Larisa Gorelova with her husband, Grigory Gorelov

This is me, Larisa Gorelova, with my husband Grigory Gorelov.

The picture was taken in Leningrad in 1951 on the occasion of Grigory's visit; he was serving in the navy at that time.

Our first child was born that year, daughter Alla. I am 24 years old here and Grigory is 25.

As a student I spent my holidays at my mother’s place in Brest. I met my husband-to-be, Grigory Gorelov, a Jew, there. He lived there with his parents. They were doctors and as well as my mother, had been assigned to work in a liberated district, in Brest.
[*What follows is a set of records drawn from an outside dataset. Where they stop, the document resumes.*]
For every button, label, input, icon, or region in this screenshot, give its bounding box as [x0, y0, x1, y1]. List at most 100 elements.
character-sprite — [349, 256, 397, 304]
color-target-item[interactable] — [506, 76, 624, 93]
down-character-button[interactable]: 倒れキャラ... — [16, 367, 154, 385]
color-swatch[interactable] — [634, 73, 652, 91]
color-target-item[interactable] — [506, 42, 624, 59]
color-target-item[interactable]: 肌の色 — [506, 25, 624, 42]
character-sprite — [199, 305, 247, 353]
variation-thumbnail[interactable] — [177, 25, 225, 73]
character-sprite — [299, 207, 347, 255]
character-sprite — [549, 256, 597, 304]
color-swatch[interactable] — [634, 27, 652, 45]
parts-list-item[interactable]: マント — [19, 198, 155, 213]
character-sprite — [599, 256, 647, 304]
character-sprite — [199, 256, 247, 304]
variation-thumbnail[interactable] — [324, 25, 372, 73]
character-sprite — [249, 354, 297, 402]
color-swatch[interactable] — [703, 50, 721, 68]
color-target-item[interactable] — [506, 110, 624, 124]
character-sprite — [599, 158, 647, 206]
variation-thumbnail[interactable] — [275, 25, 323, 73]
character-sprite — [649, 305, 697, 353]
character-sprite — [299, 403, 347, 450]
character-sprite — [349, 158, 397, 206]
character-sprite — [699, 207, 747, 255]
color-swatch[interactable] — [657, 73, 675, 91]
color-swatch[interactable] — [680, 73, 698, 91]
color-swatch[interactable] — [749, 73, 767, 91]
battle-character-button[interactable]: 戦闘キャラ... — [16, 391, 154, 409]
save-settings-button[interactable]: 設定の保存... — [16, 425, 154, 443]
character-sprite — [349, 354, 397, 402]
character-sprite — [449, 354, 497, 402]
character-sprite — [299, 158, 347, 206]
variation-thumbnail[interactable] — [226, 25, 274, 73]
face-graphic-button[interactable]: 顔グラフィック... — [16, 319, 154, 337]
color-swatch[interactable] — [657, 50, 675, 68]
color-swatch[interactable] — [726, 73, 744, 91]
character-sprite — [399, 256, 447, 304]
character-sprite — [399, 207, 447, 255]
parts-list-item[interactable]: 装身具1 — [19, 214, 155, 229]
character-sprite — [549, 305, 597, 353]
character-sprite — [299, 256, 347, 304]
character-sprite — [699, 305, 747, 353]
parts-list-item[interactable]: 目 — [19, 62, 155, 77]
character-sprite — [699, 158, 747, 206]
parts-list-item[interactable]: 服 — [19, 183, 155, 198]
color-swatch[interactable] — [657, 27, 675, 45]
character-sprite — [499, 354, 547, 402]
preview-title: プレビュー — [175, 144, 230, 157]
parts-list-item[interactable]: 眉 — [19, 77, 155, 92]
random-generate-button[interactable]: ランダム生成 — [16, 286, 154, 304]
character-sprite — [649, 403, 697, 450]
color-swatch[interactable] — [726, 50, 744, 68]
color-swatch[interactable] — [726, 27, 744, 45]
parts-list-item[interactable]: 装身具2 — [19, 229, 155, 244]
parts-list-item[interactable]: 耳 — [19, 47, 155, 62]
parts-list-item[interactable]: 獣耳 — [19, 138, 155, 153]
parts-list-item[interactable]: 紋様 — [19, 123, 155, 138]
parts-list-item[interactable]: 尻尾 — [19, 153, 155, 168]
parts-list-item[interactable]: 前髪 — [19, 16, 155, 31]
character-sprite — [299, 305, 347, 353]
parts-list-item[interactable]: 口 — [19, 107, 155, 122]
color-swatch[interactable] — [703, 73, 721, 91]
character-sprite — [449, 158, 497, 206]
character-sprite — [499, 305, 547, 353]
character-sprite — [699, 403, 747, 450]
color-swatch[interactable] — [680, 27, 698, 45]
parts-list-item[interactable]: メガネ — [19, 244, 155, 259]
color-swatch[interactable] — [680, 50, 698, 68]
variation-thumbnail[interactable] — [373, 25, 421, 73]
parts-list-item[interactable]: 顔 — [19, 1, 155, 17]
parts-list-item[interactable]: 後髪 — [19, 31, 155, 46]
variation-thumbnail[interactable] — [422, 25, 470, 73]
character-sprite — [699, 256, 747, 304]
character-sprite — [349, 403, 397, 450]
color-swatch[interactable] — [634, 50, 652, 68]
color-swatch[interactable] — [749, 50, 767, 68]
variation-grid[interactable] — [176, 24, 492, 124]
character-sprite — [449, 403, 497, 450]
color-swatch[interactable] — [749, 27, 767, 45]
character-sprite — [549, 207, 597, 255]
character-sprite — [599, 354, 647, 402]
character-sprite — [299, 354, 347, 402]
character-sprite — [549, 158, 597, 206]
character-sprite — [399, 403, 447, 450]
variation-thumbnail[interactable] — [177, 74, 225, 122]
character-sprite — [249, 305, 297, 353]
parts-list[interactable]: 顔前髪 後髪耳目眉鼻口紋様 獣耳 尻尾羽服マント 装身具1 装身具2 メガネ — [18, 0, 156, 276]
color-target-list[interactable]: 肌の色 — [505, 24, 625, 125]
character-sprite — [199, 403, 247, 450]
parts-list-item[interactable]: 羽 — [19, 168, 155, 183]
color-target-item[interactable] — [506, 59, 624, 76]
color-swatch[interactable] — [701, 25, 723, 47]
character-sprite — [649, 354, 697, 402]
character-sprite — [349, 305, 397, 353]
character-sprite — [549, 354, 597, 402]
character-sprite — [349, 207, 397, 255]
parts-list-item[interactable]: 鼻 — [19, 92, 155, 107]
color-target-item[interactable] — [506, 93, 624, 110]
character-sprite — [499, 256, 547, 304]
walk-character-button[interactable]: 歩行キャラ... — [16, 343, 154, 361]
They were a very nice family of intellectuals. I don’t remember anything else about my husband’s parents. No one introduced us to each other on purpose; we met by accident at a dancing pavilion and liked each other at once.

We spent those holidays together as well as all following ones.
We had a very good time together, we were students.
Our relations were difficult owing to the fact that we lived in different cities. But we wrote letters to each other very often.
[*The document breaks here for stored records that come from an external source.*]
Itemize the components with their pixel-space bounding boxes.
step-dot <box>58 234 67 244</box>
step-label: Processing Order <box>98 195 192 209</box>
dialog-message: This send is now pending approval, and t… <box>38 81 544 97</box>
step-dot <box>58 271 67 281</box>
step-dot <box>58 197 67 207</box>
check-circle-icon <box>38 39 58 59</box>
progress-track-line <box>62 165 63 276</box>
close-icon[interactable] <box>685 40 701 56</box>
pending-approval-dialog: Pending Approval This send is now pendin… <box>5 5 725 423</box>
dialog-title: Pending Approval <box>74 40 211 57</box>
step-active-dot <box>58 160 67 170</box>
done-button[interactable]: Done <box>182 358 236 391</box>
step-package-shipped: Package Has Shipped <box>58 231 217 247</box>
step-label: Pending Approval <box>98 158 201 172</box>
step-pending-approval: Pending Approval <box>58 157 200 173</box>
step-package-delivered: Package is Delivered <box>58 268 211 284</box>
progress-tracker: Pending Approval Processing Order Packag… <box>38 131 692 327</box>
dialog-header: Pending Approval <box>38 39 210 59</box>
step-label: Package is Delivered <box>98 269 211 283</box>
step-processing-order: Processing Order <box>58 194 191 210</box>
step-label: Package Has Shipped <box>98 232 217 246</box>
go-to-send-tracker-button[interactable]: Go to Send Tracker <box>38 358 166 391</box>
In 1949 my husband graduated from the Polytechnic Institute in Minsk and I graduated from the Electrical Engineering Institute in Leningrad. He came to Leningrad for his preliminary diploma practical work and in June 1949 we got married.

I thought that we were just good friends, that is why his proposal to marry him caught me unawares. However, I agreed immediately. On that day we both went to work, and while we talked, he, as if among other things, made me a proposal. I took up his intonation and on our way to work we dropped by the ZAGS [Civilian Registry Office Department] and wrote an application.

We didn’t have any celebration, we simply registered our marriage. I was dressed very commonly, ordinarily, and my friend, the only guest at our registration, was dressed very beautifully, that is why the ZAGS official addressed her all the time, as if she were the bride.

It was very funny, and I remembered it for the rest of my life. In the evening of that day we went to the theater together to watch the Moscow Arts Academic Theater performance.

After the defense of his diploma Grigory got an assignment to work in Leningrad at the Sverdlov plant. We lived here until 1951, when he was enlisted to the Red Army Forces, since the Navy required personnel. In 1951 our daughter Alla was born.

In 1953 we moved to Tallinn, where my husband served as a navy officer at that time. My husband worked at the navy plant in Tallinn up to 1957, and in 1957 he was transferred to work in the Polish People’s Republic, the town of Svinemuende, the USSR navy base. I joined him with my daughter a little later. We lived there until 1960.

In 1958 I temporarily moved to Brest to give birth to our son, Yevgeny. I didn’t want a foreign country to be written in his birth certificate, as we lived in the Soviet Union.